Openbaar Ministerie

Den Haag, 22 juni 2001

Asielzoeker was ten tijde van arrestatie in Turkije wel degelijk verdachte

De asielzoeker die in Turkije is aangehouden in het onderzoek Vaatstra, was wel degelijk verdachte. Uit een vandaag door het ANP verspreid persbericht zou de indruk kunnen worden gewekt dat de aanhouding van hem louter was gebeurd onder publieke druk. Die indruk is onjuist.
In een documentaire van Omrop Fryslan, die zondag wordt uitgezonden, heeft de zaaksofficier van justitie, mr. De Graaf, aangegeven dat de man in de loop van het onderzoek een belangrijke verdachte was. Om die reden was zijn aanhouding bevolen en stond hij ook internationaal gesignaleerd. Daarna , maar nog voordat hij was getraceerd, zijn er door het rechercheteam getuigenverklaringen opgenomen die er op neer kwamen dat de man buiten de provincie Friesland zou zijn geweest ten tijde van de moord op Marianne Vaatstra. Dat betekende niet dat de man niet meer verdachte zou zijn, maar dat de mogelijkheid groter werd dat hij wellicht niet de dader zou zijn. Populair gezegd: aanvankelijk was hij een zware verdachte, later een wat minder zware verdachte. Uiteraard zou pas na een aanhouding van de man, na diens verhoor duidelijk worden of de man inderdaad elders had verbleven.

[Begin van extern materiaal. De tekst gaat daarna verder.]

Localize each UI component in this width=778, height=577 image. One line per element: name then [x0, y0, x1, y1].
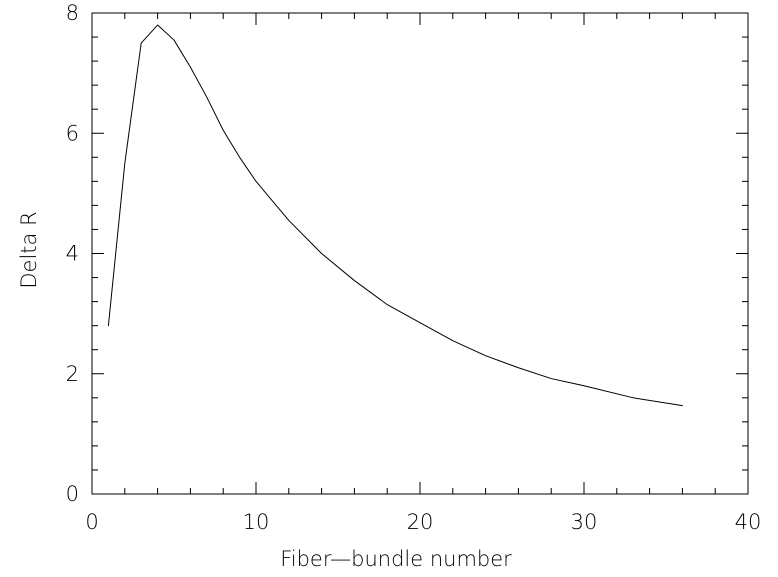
x-tick-label: 20 — [407, 510, 434, 534]
y-axis-tick-labels: 0 2 4 6 8 — [66, 1, 79, 506]
y-tick-label: 4 — [66, 242, 79, 266]
x-tick-label: 10 — [243, 510, 270, 534]
series-layer — [107, 24, 683, 407]
y-axis-ticks — [92, 12, 748, 495]
x-axis-ticks — [91, 13, 749, 494]
y-tick-label: 2 — [66, 362, 79, 386]
y-tick-label: 0 — [66, 482, 79, 506]
x-tick-label: 40 — [735, 510, 762, 534]
x-axis-tick-labels: 0 10 20 30 40 — [85, 510, 761, 534]
x-tick-label: 30 — [571, 510, 598, 534]
x-axis-label: Fiber—bundle number — [280, 547, 512, 571]
y-tick-label: 6 — [66, 121, 79, 145]
y-axis-label: Delta R — [17, 211, 41, 288]
y-tick-label: 8 — [66, 1, 79, 25]
series-1-line — [107, 24, 683, 407]
x-tick-label: 0 — [85, 510, 98, 534]
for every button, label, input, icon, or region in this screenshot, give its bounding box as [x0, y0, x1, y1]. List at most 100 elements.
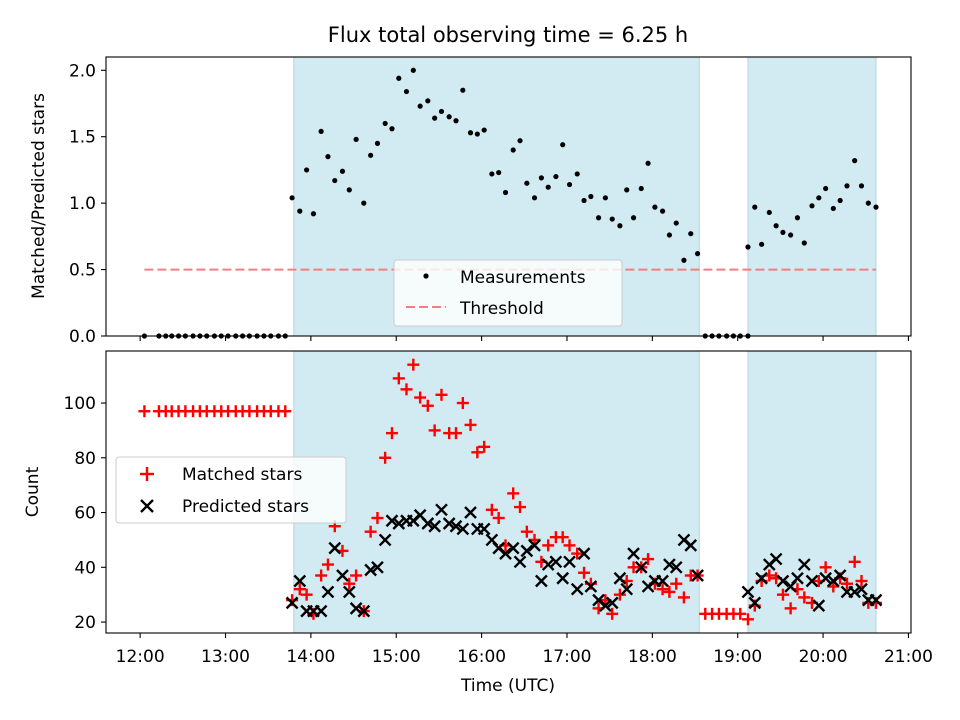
measurement-point	[780, 229, 786, 235]
measurement-point	[425, 98, 431, 104]
measurement-point	[524, 180, 530, 186]
measurement-point	[759, 241, 765, 247]
measurement-point	[304, 167, 310, 173]
predicted-star-point	[499, 547, 512, 560]
matched-star-point	[776, 588, 789, 601]
predicted-star-point	[328, 541, 342, 555]
measurement-point	[595, 215, 602, 221]
predicted-star-point	[620, 582, 634, 596]
predicted-star-point	[456, 522, 470, 536]
predicted-star-point	[385, 514, 399, 528]
measurement-point	[553, 173, 559, 180]
predicted-star-point	[776, 574, 790, 588]
y-tick-label: 20	[74, 613, 96, 633]
measurement-point	[417, 103, 423, 109]
measurement-point	[873, 204, 879, 210]
measurement-point	[630, 215, 637, 221]
x-tick-label: 14:00	[286, 647, 335, 667]
matched-star-point	[450, 427, 462, 440]
measurement-point	[688, 231, 694, 237]
matched-star-point	[784, 602, 797, 615]
measurement-point	[745, 244, 751, 250]
measurement-point	[624, 187, 630, 193]
matched-star-point	[279, 405, 292, 418]
matched-star-point	[656, 583, 669, 596]
measurement-point	[837, 197, 843, 204]
predicted-star-point	[797, 558, 811, 571]
measurement-point	[310, 211, 317, 217]
ratio-panel-legend: Measurements Threshold	[393, 259, 623, 327]
predicted-star-point	[342, 585, 356, 599]
matched-star-point	[556, 531, 569, 544]
predicted-star-point	[336, 569, 349, 582]
measurement-point	[517, 138, 523, 144]
y-tick-label: 0.5	[69, 261, 96, 281]
measurement-point	[403, 88, 410, 95]
measurement-point	[638, 185, 644, 192]
x-tick-label: 13:00	[201, 647, 250, 667]
measurement-point	[368, 152, 374, 158]
predicted-star-point	[285, 596, 299, 610]
measurement-point	[325, 154, 331, 160]
predicted-star-point	[669, 560, 683, 574]
matched-star-point	[670, 577, 683, 590]
matched-star-point	[542, 539, 555, 552]
predicted-star-point	[556, 571, 570, 585]
predicted-star-point	[428, 519, 442, 533]
predicted-star-point	[769, 552, 783, 566]
x-tick-label: 20:00	[799, 647, 848, 667]
predicted-star-point	[656, 574, 669, 588]
ratio-panel-ylabel: Matched/Predicted stars	[29, 93, 49, 299]
matched-star-point	[507, 487, 520, 500]
predicted-star-point	[748, 596, 762, 610]
measurement-point	[560, 142, 566, 148]
measurement-point	[645, 160, 651, 166]
predicted-star-point	[613, 571, 627, 585]
matched-star-point	[364, 525, 377, 538]
predicted-star-point	[349, 602, 363, 615]
predicted-star-point	[293, 574, 307, 588]
measurement-point	[318, 128, 324, 134]
observing-window	[747, 56, 877, 337]
y-tick-label: 0.0	[69, 327, 96, 347]
predicted-star-point	[833, 569, 847, 582]
measurement-point	[496, 169, 502, 176]
matched-star-point	[642, 553, 655, 566]
legend-matched-label: Matched stars	[182, 465, 302, 485]
matched-star-point	[613, 588, 626, 601]
measurement-point	[681, 257, 687, 263]
predicted-star-point	[535, 574, 548, 588]
predicted-star-point	[577, 547, 591, 560]
measurement-point	[858, 183, 865, 189]
x-tick-label: 21:00	[884, 647, 933, 667]
y-tick-label: 80	[74, 449, 96, 469]
predicted-star-point	[442, 517, 456, 530]
measurement-point	[794, 215, 801, 221]
matched-star-point	[855, 574, 868, 587]
measurement-point	[481, 127, 487, 133]
matched-star-point	[421, 399, 434, 412]
matched-star-point	[520, 525, 533, 538]
measurement-point	[545, 184, 551, 190]
y-tick-label: 2.0	[69, 61, 96, 81]
matched-star-point	[350, 569, 363, 582]
y-tick-label: 100	[64, 394, 96, 414]
matched-star-point	[798, 591, 811, 604]
x-tick-label: 19:00	[713, 647, 762, 667]
matched-star-point	[819, 561, 832, 574]
observing-window	[293, 350, 700, 634]
matched-star-point	[606, 607, 619, 620]
matched-star-point	[663, 585, 676, 598]
measurement-point	[389, 126, 395, 132]
measurement-point	[382, 120, 388, 127]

Om die reden is de aanhouding ook doorgezet en heeft het rechercheteam de man getraceerd in Turkije en daar laten aanhouden.Hij was op dat moment nog steeds verdachte.

Mr. De Graaf heeft met zijn uitlating willen aangeven dat in dit onderzoek, gericht op de opsporing van een zeer ernstig misdrijf en welk onderzoek in de media een grote belangstelling had, de aanhouding is doorgezet daar waar in andere gevallen een aanhouding wellicht niet of later had plaatsgevonden. Het was voor de politie en justitie, maar ook voor de familie Vaatstra en andere betrokkenen, in deze zaak van groot belang om op een zo kort mogelijke termijn de man op te sporen en aan te houden. Daarbij heeft ook een rol gespeeld dat het misdrijf in de samenleving grote beroering heeft gewekt.

Na zijn aanhouding heeft mr. De Graaf bij de rechter-commissaris een D.N.A.- onderzoek gevorderd. Ook dat kon alleen, als de man de status van verdachte had. Toen de D.N.A.-vergelijking voor de man positief uitviel, is hij onmiddellijk vrijgelaten.Pas toen stond vast dat hij niet de dader kon zijn.